Step 1: Note the two forces acting.
A mass $m = 1\ kg$ feels $\vec{F_1} = 4\ N$ at $30^\circ$ above the $+x$-axis and $\vec{F_2} = 4\ N$ along the $+y$-axis. We want the magnitude of the acceleration, so first we find the net force.
Step 2: Resolve the first force into components.

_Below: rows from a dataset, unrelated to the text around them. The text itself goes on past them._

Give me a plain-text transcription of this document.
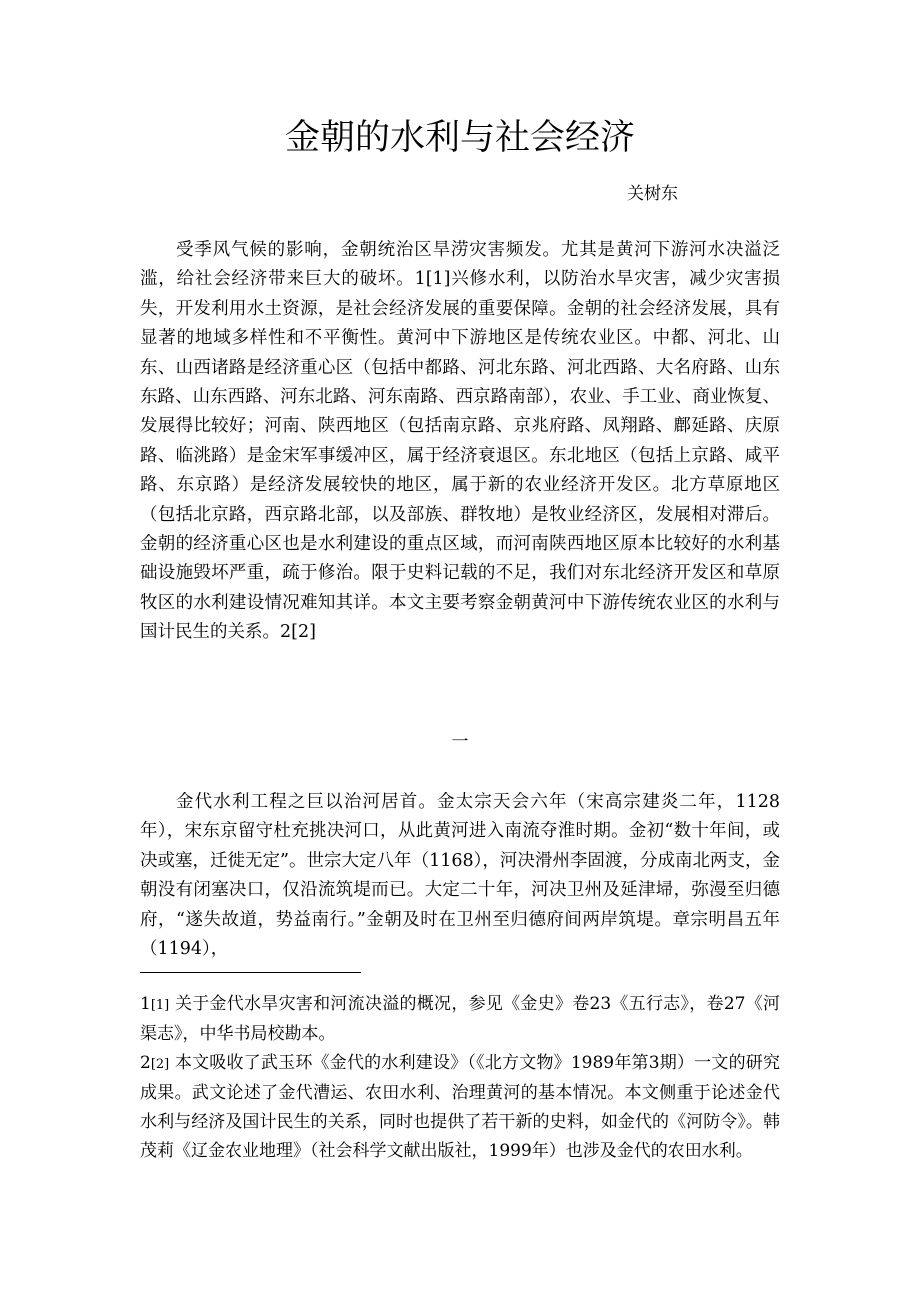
金朝的水利与社会经济
关树东

受季风气候的影响，金朝统治区旱涝灾害频发。尤其是黄河下游河水决溢泛滥，给社会经济带来巨大的破坏。1[1]兴修水利，以防治水旱灾害，减少灾害损失，开发利用水土资源，是社会经济发展的重要保障。金朝的社会经济发展，具有显著的地域多样性和不平衡性。黄河中下游地区是传统农业区。中都、河北、山东、山西诸路是经济重心区（包括中都路、河北东路、河北西路、大名府路、山东东路、山东西路、河东北路、河东南路、西京路南部），农业、手工业、商业恢复、发展得比较好；河南、陕西地区（包括南京路、京兆府路、凤翔路、鄜延路、庆原路、临洮路）是金宋军事缓冲区，属于经济衰退区。东北地区（包括上京路、咸平路、东京路）是经济发展较快的地区，属于新的农业经济开发区。北方草原地区（包括北京路，西京路北部，以及部族、群牧地）是牧业经济区，发展相对滞后。金朝的经济重心区也是水利建设的重点区域，而河南陕西地区原本比较好的水利基础设施毁坏严重，疏于修治。限于史料记载的不足，我们对东北经济开发区和草原牧区的水利建设情况难知其详。本文主要考察金朝黄河中下游传统农业区的水利与国计民生的关系。2[2]

一

金代水利工程之巨以治河居首。金太宗天会六年（宋高宗建炎二年，1128年），宋东京留守杜充挑决河口，从此黄河进入南流夺淮时期。金初“数十年间，或决或塞，迁徙无定”。世宗大定八年（1168），河决滑州李固渡，分成南北两支，金朝没有闭塞决口，仅沿流筑堤而已。大定二十年，河决卫州及延津埽，弥漫至归德府，“遂失故道，势益南行。”金朝及时在卫州至归德府间两岸筑堤。章宗明昌五年（1194），

1[1] 关于金代水旱灾害和河流决溢的概况，参见《金史》卷23《五行志》，卷27《河渠志》，中华书局校勘本。

2[2] 本文吸收了武玉环《金代的水利建设》（《北方文物》1989年第3期）一文的研究成果。武文论述了金代漕运、农田水利、治理黄河的基本情况。本文侧重于论述金代水利与经济及国计民生的关系，同时也提供了若干新的史料，如金代的《河防令》。韩茂莉《辽金农业地理》（社会科学文献出版社，1999年）也涉及金代的农田水利。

\[ F_{1x} = 4\cos 30^\circ = 4 \times \tfrac{\sqrt{3}}{2} = 2\sqrt{3}\ N \] \[ F_{1y} = 4\sin 30^\circ = 4 \times \tfrac{1}{2} = 2\ N \]
Step 3: Write the components of the second force.
Since $\vec{F_2}$ points straight up the $y$-axis, $F_{2x} = 0$ and $F_{2y} = 4\ N$.
Step 4: Add the components.
\[ F_x = 2\sqrt{3} + 0 = 2\sqrt{3} \approx 3.46\ N \] \[ F_y = 2 + 4 = 6\ N \]
Step 5: Find the magnitude of the resultant force.
\[ F = \sqrt{F_x^2 + F_y^2} = \sqrt{(3.46)^2 + 6^2} = \sqrt{12 + 36} = \sqrt{48} \approx 6.93\ N \]
Step 6: Apply Newton's second law.
With $m = 1\ kg$, the acceleration is $a = F/m = 6.93/1 \approx 6.9\ \text{m s}^{-2}$, which matches option (1). \[ \boxed{6.9\ \text{m s}^{-2}} \]